2. `--dev-show-thread-ids`. When given, the thread id is printed in the
compilation progress log. E.g.
![image](https://github.com/anoma/juvix/assets/5511599/9359fae2-0be1-43e5-8d74-faa82cba4034)
# Parallel compilation
1. I've added `src/Parallel/ParallelTemplate.hs` which contains all the
concurrency related code. I think it is good to keep this code separated
from the actual compiler code.
2. I've added a progress log (only for the parallel driver) that outputs
a log of the compilation progress, similar to what stack/cabal do.
# Code changes:
1. I've removed the `setup` stage where we were registering
dependencies. Instead, the dependencies are registered when the
`pathResolver` is run for the first time. This way it is safer.
1. Now the `ImportTree` is needed to run the pipeline. Cycles are
detected during the construction of this tree, so I've removed `Reader
ImportParents` from the pipeline.
3. For the package pathresolver, we do not support parallelism yet (we
could add support for it in the future, but the gains will be small).
4. When `-N1`, the pipeline remains unchanged, so performance should be
the same as in the main branch (except there is a small performance
degradation due to adding the `-threaded` flag).
5. I've introduced `PipelineOptions`, which are options that are used to
pass options to the effects in the pipeline.
6. `PathResolver` constraint has been removed from the `upTo*` functions
in the pipeline due to being redundant.
7. I've added a lot of `NFData` instances. They are needed to force the
full evaluation of `Stored.ModuleInfo` in each of the threads.
2. The `Cache` effect uses
[`SharedState`](https://hackage.haskell.org/package/effectful-core-2.3.0.1/docs/Effectful-State-Static-Shared.html)
as opposed to
[`LocalState`](https://hackage.haskell.org/package/effectful-core-2.3.0.1/docs/Effectful-Writer-Static-Local.html).
Perhaps we should provide different versions.
3. I've added a `Cache` handler that accepts a setup function.

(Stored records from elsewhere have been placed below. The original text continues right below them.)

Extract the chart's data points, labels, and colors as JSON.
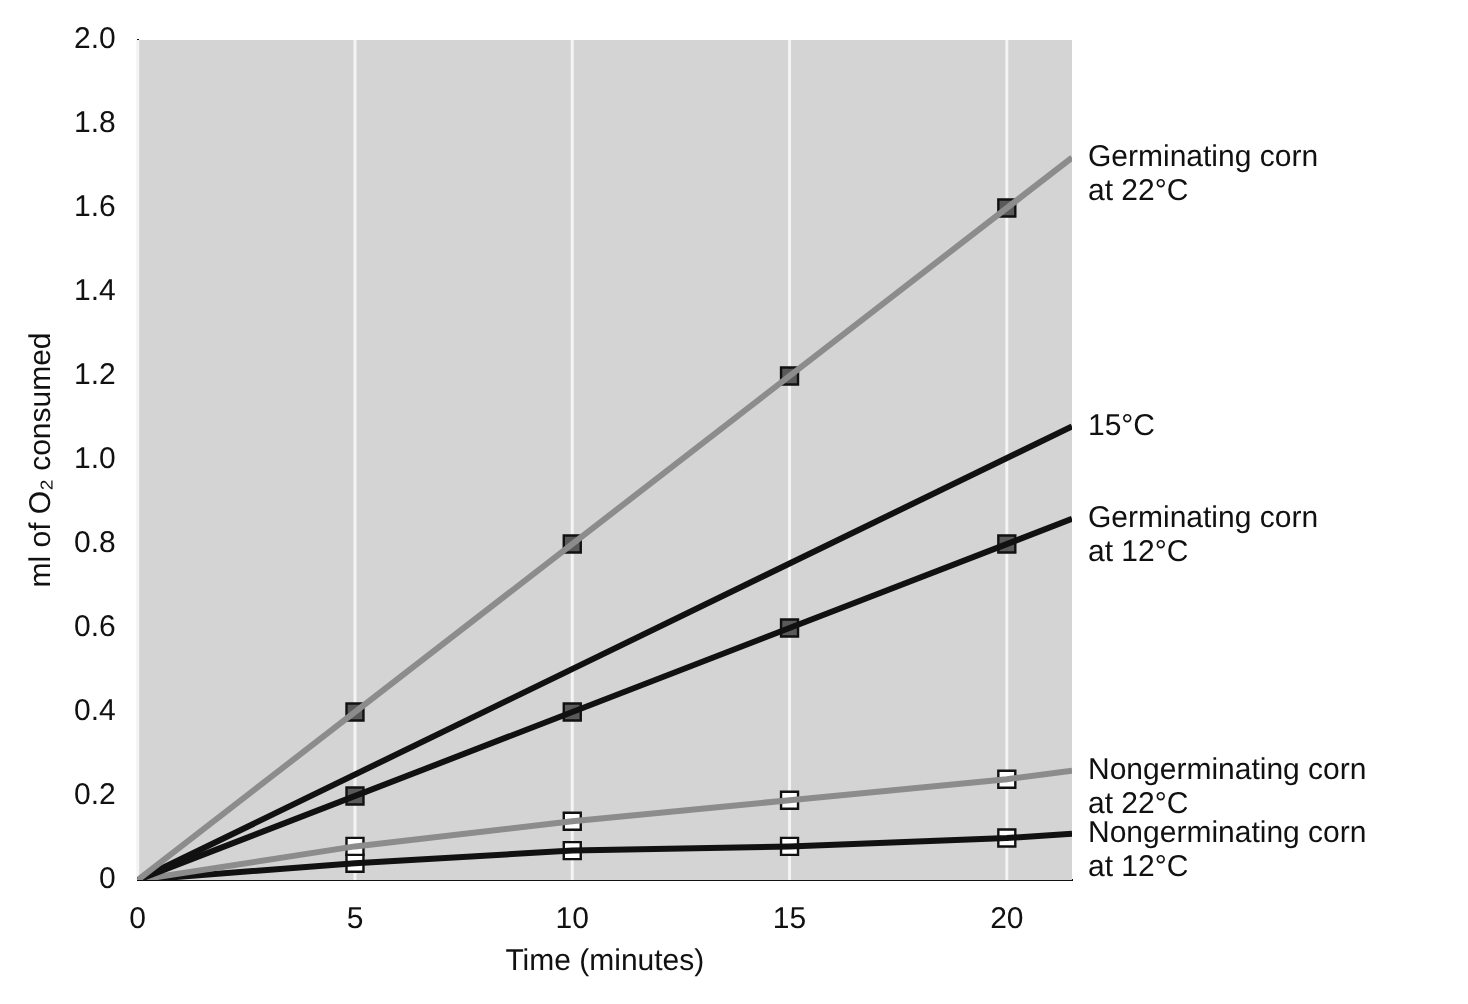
{
  "chart_data": {
    "type": "line",
    "xlabel": "Time (minutes)",
    "ylabel": "ml of O₂ consumed",
    "xlim": [
      0,
      21.5
    ],
    "ylim": [
      0,
      2
    ],
    "xticks": [
      0,
      5,
      10,
      15,
      20
    ],
    "yticks": [
      0,
      0.2,
      0.4,
      0.6,
      0.8,
      {
        "value": 1,
        "label": "1.0"
      },
      1.2,
      1.4,
      1.6,
      1.8,
      {
        "value": 2,
        "label": "2.0"
      }
    ],
    "grid": "x",
    "legend": false,
    "line_style": "solid",
    "series": [
      {
        "name": "Germinating corn at 22°C",
        "type": "line",
        "marker": "none",
        "color": "#8c8c8c",
        "x": [
          0,
          21.5
        ],
        "values": [
          0,
          1.72
        ]
      },
      {
        "type": "scatter",
        "marker": "square",
        "color": "#5a5a5a",
        "x": [
          5,
          10,
          15,
          20
        ],
        "values": [
          0.4,
          0.8,
          1.2,
          1.6
        ]
      },
      {
        "name": "15°C",
        "type": "line",
        "marker": "none",
        "color": "#111111",
        "x": [
          0,
          21.5
        ],
        "values": [
          0,
          1.08
        ]
      },
      {
        "name": "Germinating corn at 12°C",
        "type": "line",
        "marker": "none",
        "color": "#111111",
        "x": [
          0,
          21.5
        ],
        "values": [
          0,
          0.86
        ]
      },
      {
        "type": "scatter",
        "marker": "square",
        "color": "#5a5a5a",
        "x": [
          5,
          10,
          15,
          20
        ],
        "values": [
          0.2,
          0.4,
          0.6,
          0.8
        ]
      },
      {
        "name": "Nongerminating corn at 22°C",
        "type": "line",
        "marker": "none",
        "color": "#8c8c8c",
        "x": [
          0,
          5,
          10,
          15,
          20,
          21.5
        ],
        "values": [
          0,
          0.08,
          0.14,
          0.19,
          0.24,
          0.26
        ]
      },
      {
        "type": "scatter",
        "marker": "square",
        "color": "#ffffff",
        "x": [
          5,
          10,
          15,
          20
        ],
        "values": [
          0.08,
          0.14,
          0.19,
          0.24
        ]
      },
      {
        "name": "Nongerminating corn at 12°C",
        "type": "line",
        "marker": "none",
        "color": "#111111",
        "x": [
          0,
          5,
          10,
          15,
          20,
          21.5
        ],
        "values": [
          0,
          0.04,
          0.07,
          0.08,
          0.1,
          0.11
        ]
      },
      {
        "type": "scatter",
        "marker": "square",
        "color": "#ffffff",
        "x": [
          5,
          10,
          15,
          20
        ],
        "values": [
          0.04,
          0.07,
          0.08,
          0.1
        ]
      }
    ]
  }
}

The setup
is triggered when a miss is detected. It is used to lazily compile the
modules in parallel.
# Tests
1. I've adapted the smoke test suite to ignore the progress log in the
stderr.
5. I've had to adapt `tests/positive/Internal/Lambda.juvix`. Due to
laziness, a crash happening in this file was not being caught. The
problem is that in this file we have a lambda function with different
number of patterns in their clauses, which we currently do not support
(https://github.com/anoma/juvix/issues/1706).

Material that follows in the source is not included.